Helt Molly, Kelley Elizabeth, Kinsbourne Marcel, Pandey Juhi, Boorstein Hilary, Herbert Martha, Fein Deborah
Department of Psychology, University of Connecticut, Storrs, CT 06268, USA.
Neuropsychol Rev. 2008 Dec;18(4):339-66. doi: 10.1007/s11065-008-9075-9. Epub 2008 Nov 14.
Although Autism Spectrum Disorders (ASD) are generally assumed to be lifelong, we review evidence that between 3% and 25% of children reportedly lose their ASD diagnosis and enter the normal range of cognitive, adaptive and social skills. Predictors of recovery include relatively high intelligence, receptive language, verbal and motor imitation, and motor development, but not overall symptom severity. Earlier age of diagnosis and treatment, and a diagnosis of Pervasive Developmental Disorder-Not Otherwise Specified are also favorable signs. The presence of seizures, mental retardation and genetic syndromes are unfavorable signs, whereas head growth does not predict outcome. Controlled studies that report the most recovery came about after the use of behavioral techniques. Residual vulnerabilities affect higher-order communication and attention. Tics, depression and phobias are frequent residual co-morbidities after recovery. Possible mechanisms of recovery include: normalizing input by forcing attention outward or enriching the environment; promoting the reinforcement value of social stimuli; preventing interfering behaviors; mass practice of weak skills; reducing stress and stabilizing arousal. Improving nutrition and sleep quality is non-specifically beneficial.

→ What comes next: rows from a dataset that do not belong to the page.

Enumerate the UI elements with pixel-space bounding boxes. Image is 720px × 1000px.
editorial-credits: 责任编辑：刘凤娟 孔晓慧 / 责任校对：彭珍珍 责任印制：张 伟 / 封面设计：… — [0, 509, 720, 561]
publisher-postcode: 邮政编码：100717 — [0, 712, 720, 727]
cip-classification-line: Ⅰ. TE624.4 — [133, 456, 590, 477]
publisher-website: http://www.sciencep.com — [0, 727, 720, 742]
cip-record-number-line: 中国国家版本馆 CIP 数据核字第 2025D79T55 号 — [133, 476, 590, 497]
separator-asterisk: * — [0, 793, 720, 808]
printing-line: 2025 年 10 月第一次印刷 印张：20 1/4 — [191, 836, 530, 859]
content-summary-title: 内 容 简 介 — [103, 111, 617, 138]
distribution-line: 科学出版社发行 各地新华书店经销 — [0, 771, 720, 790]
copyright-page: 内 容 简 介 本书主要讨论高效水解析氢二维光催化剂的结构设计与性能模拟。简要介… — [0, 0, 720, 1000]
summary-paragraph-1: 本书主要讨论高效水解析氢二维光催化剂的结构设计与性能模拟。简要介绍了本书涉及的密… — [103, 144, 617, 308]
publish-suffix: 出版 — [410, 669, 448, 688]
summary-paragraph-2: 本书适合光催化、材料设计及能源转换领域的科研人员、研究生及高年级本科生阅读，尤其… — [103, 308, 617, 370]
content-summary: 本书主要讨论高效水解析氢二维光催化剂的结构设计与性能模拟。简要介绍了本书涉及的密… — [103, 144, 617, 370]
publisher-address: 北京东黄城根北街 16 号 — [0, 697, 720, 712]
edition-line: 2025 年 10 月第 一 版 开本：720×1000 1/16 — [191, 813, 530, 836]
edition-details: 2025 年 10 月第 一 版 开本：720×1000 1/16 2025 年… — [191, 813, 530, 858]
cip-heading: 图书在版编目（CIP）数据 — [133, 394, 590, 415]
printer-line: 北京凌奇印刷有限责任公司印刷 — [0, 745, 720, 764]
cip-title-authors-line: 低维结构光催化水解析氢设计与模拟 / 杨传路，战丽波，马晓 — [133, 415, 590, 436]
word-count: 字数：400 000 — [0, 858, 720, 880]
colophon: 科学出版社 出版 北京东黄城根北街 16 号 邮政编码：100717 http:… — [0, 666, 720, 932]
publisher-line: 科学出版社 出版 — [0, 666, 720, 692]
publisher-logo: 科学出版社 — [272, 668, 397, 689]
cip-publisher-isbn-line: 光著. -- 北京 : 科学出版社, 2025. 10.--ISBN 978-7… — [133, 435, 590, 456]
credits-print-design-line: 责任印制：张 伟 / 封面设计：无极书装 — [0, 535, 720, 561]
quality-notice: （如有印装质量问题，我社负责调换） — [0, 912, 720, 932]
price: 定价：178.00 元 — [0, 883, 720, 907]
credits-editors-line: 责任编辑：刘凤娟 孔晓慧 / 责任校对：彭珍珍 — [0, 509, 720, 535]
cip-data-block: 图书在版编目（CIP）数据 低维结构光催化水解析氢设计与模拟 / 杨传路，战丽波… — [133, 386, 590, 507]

尽管通常认为自闭症谱系障碍(ASD)是终身性的,但我们回顾了相关证据,据报道,3%至25%的儿童失去了ASD诊断,进入了认知、适应和社交技能的正常范围。康复的预测因素包括相对较高的智力、接受性语言、言语和动作模仿以及运动发育,但不包括总体症状严重程度。更早的诊断和治疗年龄以及未特定指明的广泛性发育障碍诊断也是有利迹象。癫痫发作、智力障碍和遗传综合征的存在是不利迹象,而头部生长情况并不能预测预后。报告显示使用行为技术后康复情况最佳的对照研究表明,残留的脆弱性会影响高阶沟通和注意力。抽动症、抑郁症和恐惧症是康复后常见的残留共病。康复的可能机制包括:通过迫使注意力向外转移或丰富环境来使输入正常化;提高社会刺激的强化价值;防止干扰行为;大量练习薄弱技能;减轻压力并稳定唤醒状态。改善营养和睡眠质量具有非特异性益处。